8 March 2019


Business surveys suggest anaemic growth in Q1 2019

Recent business surveys were noticeably downcast on the prospects for any uptick in UK economic growth at the start of 2019, following weak expansion in Q4 2018 (when GDP grew by just 0.2%). These surveys suggest that Brexit uncertainty and a gloomy global background are posing significant headwinds to the UK economy. 

Business surveys suggest anaemic growth in Q1 2019

The latest CBI Growth Indicator reported that UK private sector activity in the quarter to February was flat for the second month in a row. The major trends behind the stagnation in activity were falling business volumes in the services sector - with a notable decline in business & professional services – and a slowdown in manufacturing growth.

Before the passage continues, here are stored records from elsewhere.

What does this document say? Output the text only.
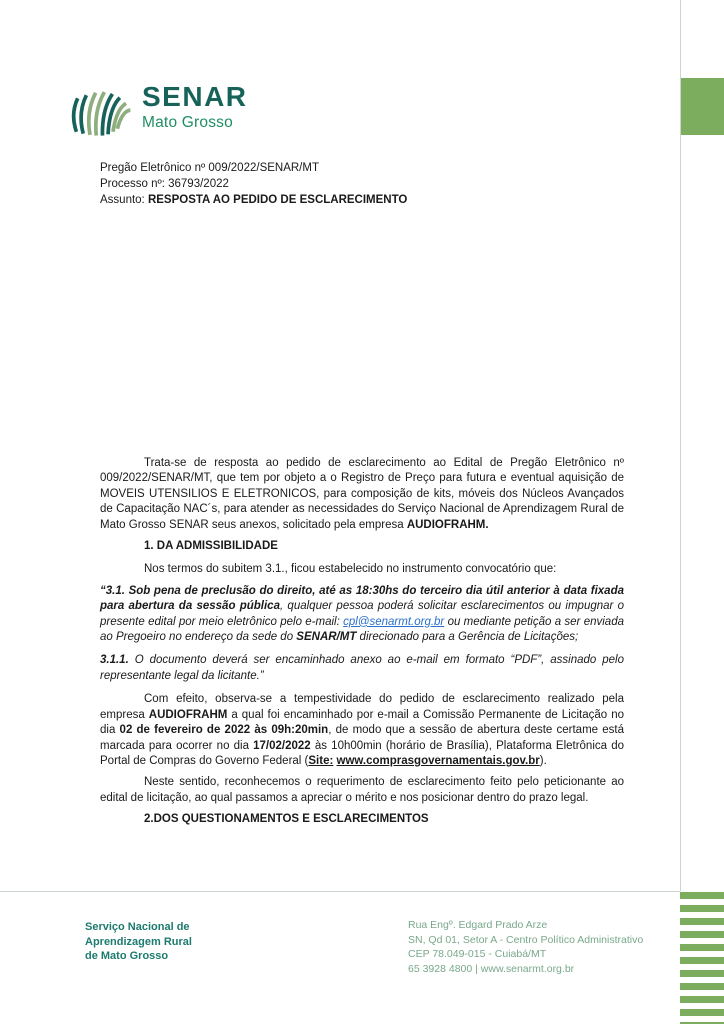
SENAR
Mato Grosso
Pregão Eletrônico nº 009/2022/SENAR/MT
Processo nº: 36793/2022
Assunto: RESPOSTA AO PEDIDO DE ESCLARECIMENTO

Trata-se de resposta ao pedido de esclarecimento ao Edital de Pregão Eletrônico nº 009/2022/SENAR/MT, que tem por objeto a o Registro de Preço para futura e eventual aquisição de MOVEIS UTENSILIOS E ELETRONICOS, para composição de kits, móveis dos Núcleos Avançados de Capacitação NAC´s, para atender as necessidades do Serviço Nacional de Aprendizagem Rural de Mato Grosso SENAR seus anexos, solicitado pela empresa AUDIOFRAHM.

1. DA ADMISSIBILIDADE

Nos termos do subitem 3.1., ficou estabelecido no instrumento convocatório que:

“3.1. Sob pena de preclusão do direito, até as 18:30hs do terceiro dia útil anterior à data fixada para abertura da sessão pública, qualquer pessoa poderá solicitar esclarecimentos ou impugnar o presente edital por meio eletrônico pelo e-mail: cpl@senarmt.org.br ou mediante petição a ser enviada ao Pregoeiro no endereço da sede do SENAR/MT direcionado para a Gerência de Licitações;

3.1.1. O documento deverá ser encaminhado anexo ao e-mail em formato “PDF”, assinado pelo representante legal da licitante.”

Com efeito, observa-se a tempestividade do pedido de esclarecimento realizado pela empresa AUDIOFRAHM a qual foi encaminhado por e-mail a Comissão Permanente de Licitação no dia 02 de fevereiro de 2022 às 09h:20min, de modo que a sessão de abertura deste certame está marcada para ocorrer no dia 17/02/2022 às 10h00min (horário de Brasília), Plataforma Eletrônica do Portal de Compras do Governo Federal (Site: www.comprasgovernamentais.gov.br).

Neste sentido, reconhecemos o requerimento de esclarecimento feito pelo peticionante ao edital de licitação, ao qual passamos a apreciar o mérito e nos posicionar dentro do prazo legal.

2.DOS QUESTIONAMENTOS E ESCLARECIMENTOS

Serviço Nacional de
Aprendizagem Rural
de Mato Grosso
Rua Engº. Edgard Prado Arze
SN, Qd 01, Setor A - Centro Político Administrativo
CEP 78.049-015 - Cuiabá/MT
65 3928 4800 | www.senarmt.org.br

Meanwhile, retailers (which are part of the overall distribution sector) saw sales volumes fall for the fourth rolling quarter in a row in February. Looking ahead, private sector activity is expected to fall slightly over the three months to May, with services volumes set to fall at a sharper pace alongside continually slow manufacturing growth.

Chiming with CBI business surveys, the latest IHS Markit/CIPS PMIs also reported near-stagnant activity in February. The composite PMI suggested that the UK grew slowly in February (albeit edging higher on January), driven by weak activity in both the services and manufacturing sectors. Additionally, the construction PMI (which isn’t included in the composite measure) declined for the first time in almost a year.

Recent surveys reported various data that provide evidence of how challenging trading conditions, including Brexit uncertainty and a gloomy global background, are affecting businesses. The latest CBI Service Sector Survey reported that business sentiment in both business & professional and consumer services fell at the fastest rates since the financial crisis and EU referendum, respectively, in the quarter to February. Additionally, the February quarterly CBI Distributive Trades Survey showed that retailers’ investment intentions for the year ahead were at their weakest since February 2012. Meanwhile, the PMIs reported that manufacturers’ input inventories were at a survey-record high, which was widely attributed to stockpiling of raw materials in face of continued Brexit uncertainty. Employment in services, manufacturing, and construction – as reported by the PMIs – fell at its fastest rate in nine years, while business optimism sunk to its lowest level since the EU referendum.

UK consumers also seem to be feeling the hit from tepid growth and political uncertainty. According to the February GfK consumer confidence index, consumer confidence remains negative, driven by concerns about the economy in the year ahead. That being said, the index has not (yet) seen a sharp drop in confidence, like the one reported following the EU referendum.